It has long been thought that regenerating cells undergo a rejuvenation process to achieve pluripotency. However, a new study in Cell by Sustar and Schubiger challenges this view by showing that regenerating cells in Drosophila melanogaster imaginal discs do not revert to a 'younger', faster cell cycle — but instead have a unique cell cycle profile with characteristics of both younger and older cells.

Imaginal discs are small groups of epithelial cells that become determined late in larval development to form specific structures, such as wings and legs. The process of transdetermination in D. melanogaster imaginal discs is a well–characterized model system for cell plasticity. Transdetermination can be induced by disc injury ('disc fragmentation') or activation of the Wnt-family wingless (wg) gene, which causes a change in cell fate — for example, from leg to wing — of a small subset of regenerating cells in a region of the disc known as the 'weak point'.

To find out whether regenerating cells in fragmented imaginal discs rejuvenate, Sustar and Schubiger analysed their cell cycle profile and doubling time. The cells did not revert to a 'younger' cell cycle with a shorter doubling time, and maintained a profile that was similar to that of unfragmented disc cells of the same age.

Induction of the Wg signalling pathway activates the enhancer of the vestigial (vg) selector gene, which is necessary for wing development and the induction of leg-to-wing transdetermination. To visualize leg-to-wing transdetermination, the authors used the vg regulatory element to make a fluorescent reporter construct. Following Wg overexpression, disc cells initially divided asynchronously, but after 2 days, cells in S phase were exclusively localized in the weak point region. This change in the cell cycle occurred before the reporter gene was visibly expressed and, therefore, before transdetermination. In the early phase of transdetermination, a greater proportion of transdetermining cells were in S phase compared with non-transdetermining cells and later, the cell cycle profile reverted to that of non-transdetermining cells. Strikingly, the cell cycle profile in the early phase of transdetermination was unique and did not match that of any specific developmental stage.

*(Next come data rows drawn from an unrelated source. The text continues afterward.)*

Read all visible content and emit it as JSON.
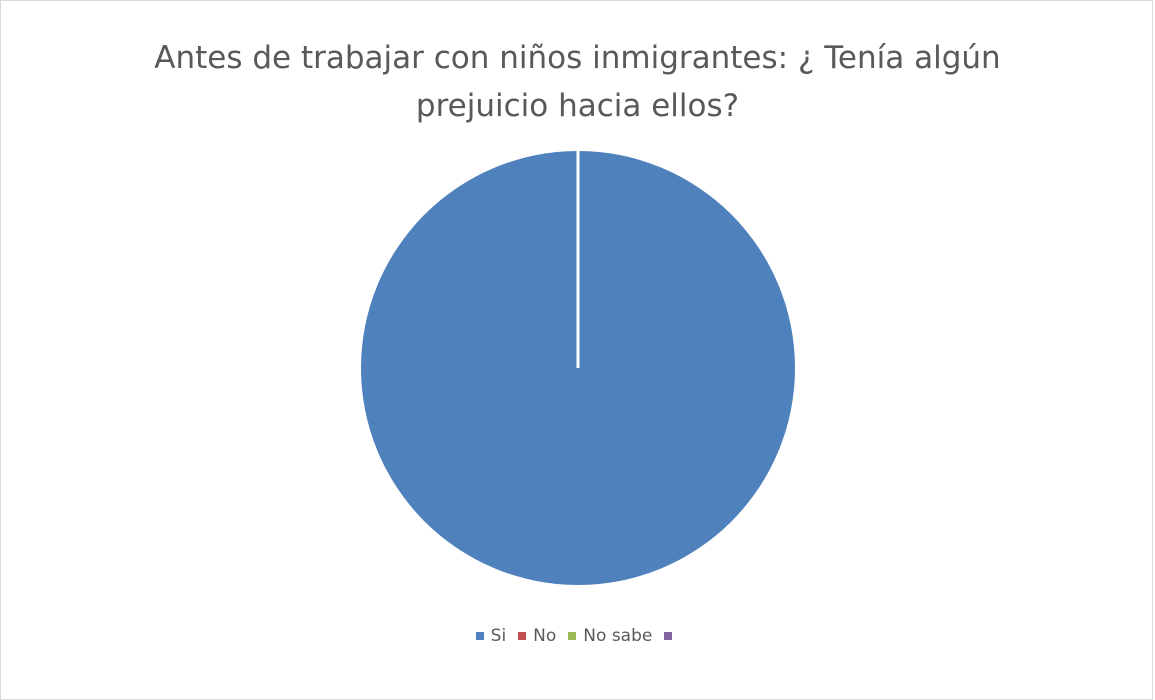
{
  "chart_data": {
    "type": "pie",
    "title_lines": [
      "Antes de trabajar con niños inmigrantes: ¿ Tenía algún",
      "prejuicio hacia ellos?"
    ],
    "categories": [
      "Si",
      "No",
      "No sabe",
      ""
    ],
    "values": [
      100,
      0,
      0,
      0
    ],
    "colors": [
      "#4f81bd",
      "#c0504d",
      "#9bbb59",
      "#8064a2"
    ],
    "legend_position": "bottom"
  }
}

So, Wg induction seems to trigger an alteration in the cell cycle of transdetermining cells in the weak point. In addition, these cells are initially considerably larger than non-regenerating cells. So, might cell cycle induction or the activation of cell growth be sufficient to induce transdetermination? Sustar and Schubiger overexpressed several cell cycle and cell growth genes. They found that overexpression of the insulin receptor gene or Ras, but not other genes, mimicked the effects of Wg induction. The authors propose, however, that transdetermination probably requires more than a growth signal, and they suggest that Wg expression in the weak point has multiple functions — growth activation and an increase in developmental plasticity.